Empowering African knowledge to influence communities, policy, and progress
Abstract
The rapid transformation of food systems in West Africa has intensified the consumption of ultra-processed indigenous foods, generating significant concerns regarding nutrition, public health, and cultural sustainability. This study critically examined the emergence of ultra-processed indigenous foods within West African societies and evaluated their implications for dietary quality, agro-processing practices, and indigenous food systems. A qualitative systematic review design was adopted using secondary data obtained from peer-reviewed journal articles, institutional reports, and multidisciplinary academic literature focusing on nutrition transition, food processing, and African food systems. Thematic content analysis was employed to synthesise evidence across selected studies.
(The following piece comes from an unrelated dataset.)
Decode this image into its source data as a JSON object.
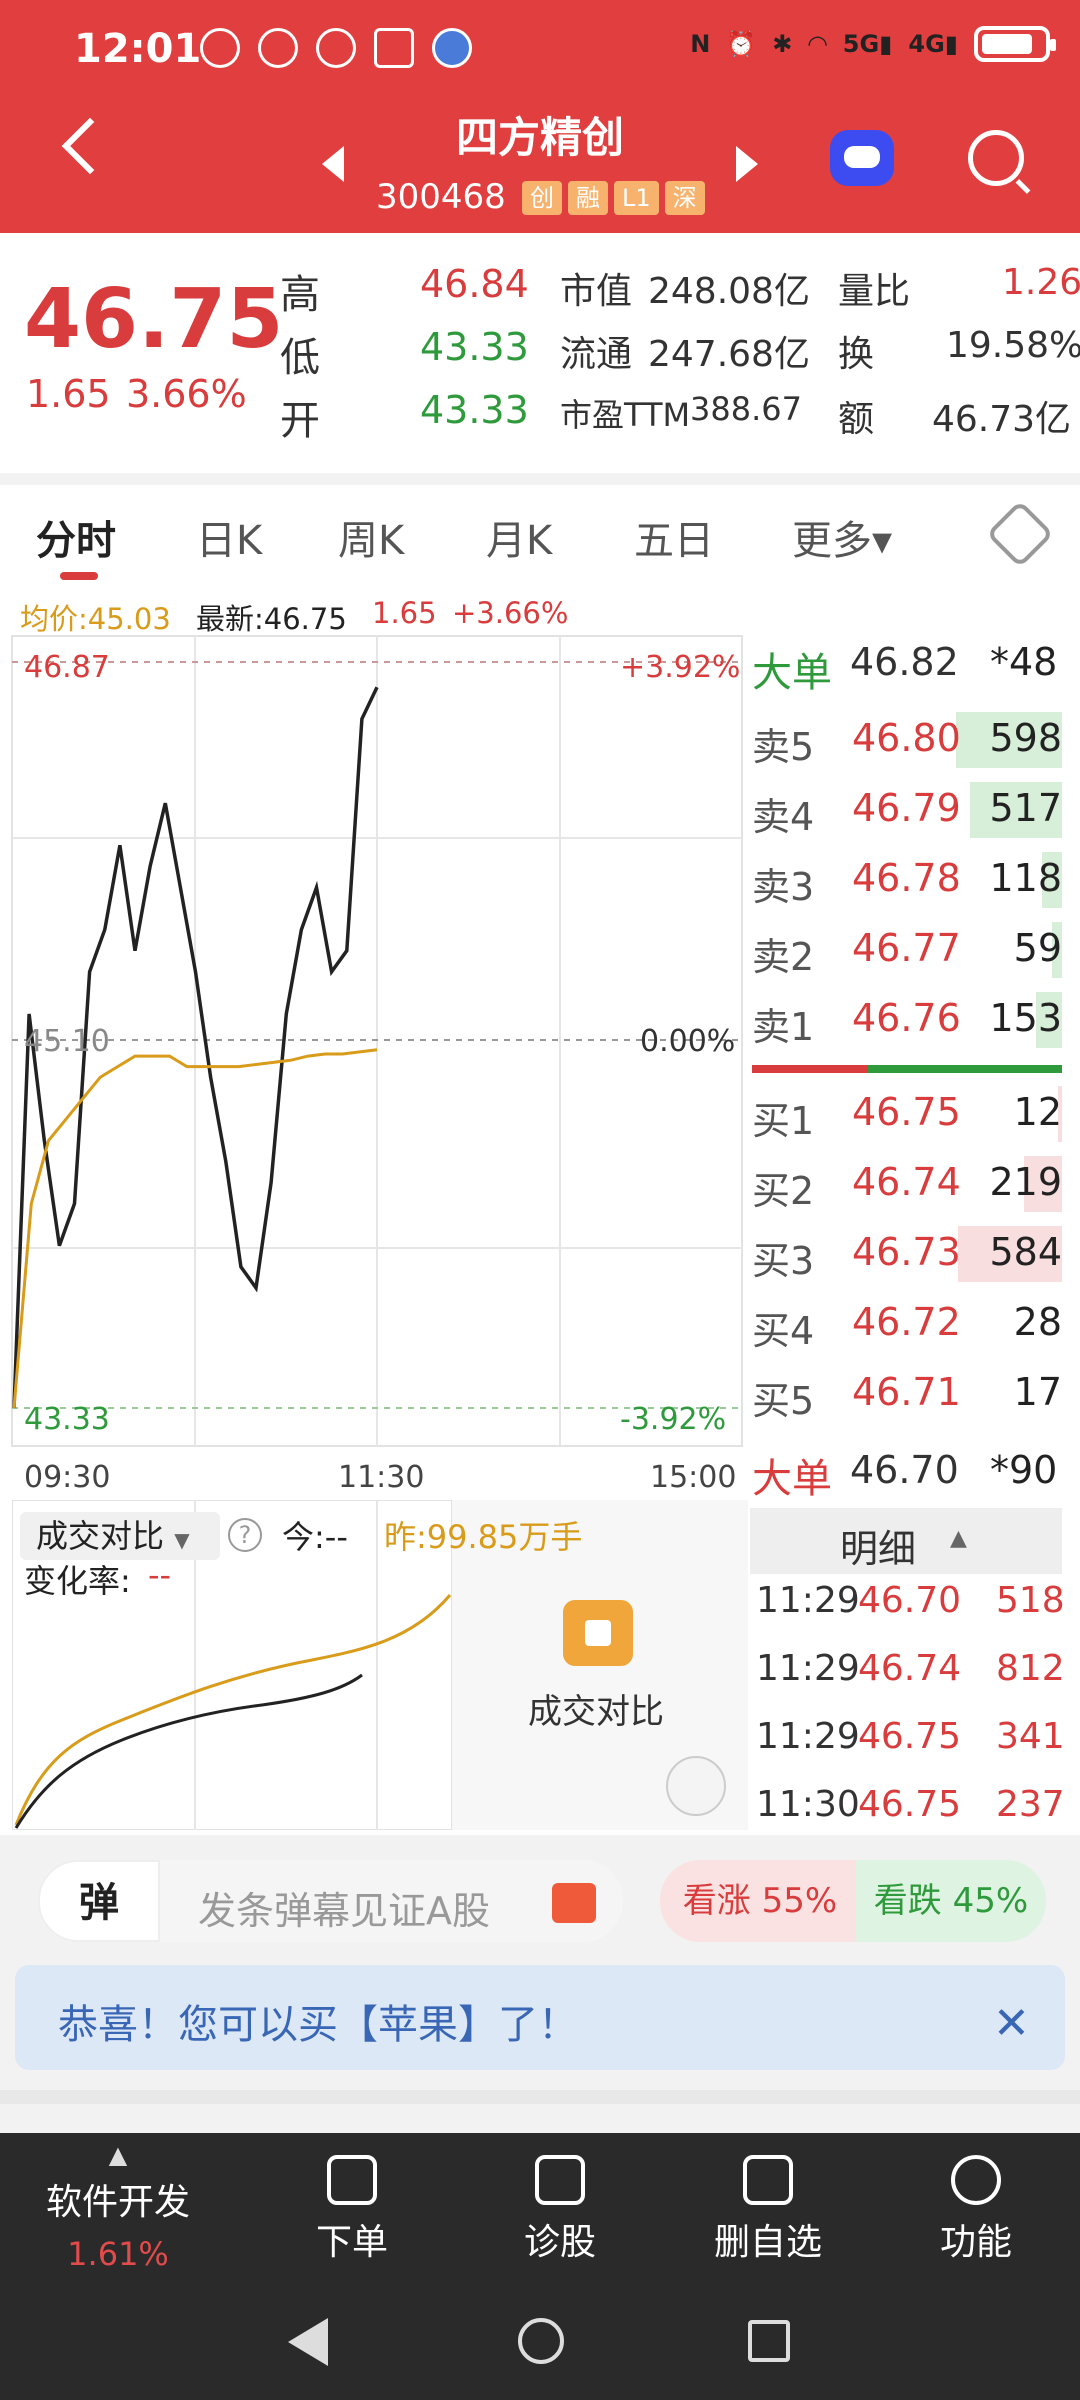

The findings revealed that urbanisation, globalisation, commercial agro-processing, changing consumer lifestyles, and aggressive food marketing significantly drive the increasing consumption of ultra-processed indigenous foods across the region. The review further established strong associations between processed food consumption and rising prevalence of obesity, hypertension, type 2 diabetes, cardiovascular diseases, and the double burden of malnutrition. In addition, industrialisation of indigenous foods contributes to declining traditional cooking practices, weakening cultural food identity, and erosion of indigenous culinary knowledge systems. The study concludes that although agro-processing offers economic and food security benefits, excessive industrialisation of indigenous foods may undermine nutritional integrity and cultural sustainability. Sustainable, nutrition-sensitive, and culturally responsive agro-processing strategies are therefore essential for the future of West African food systems.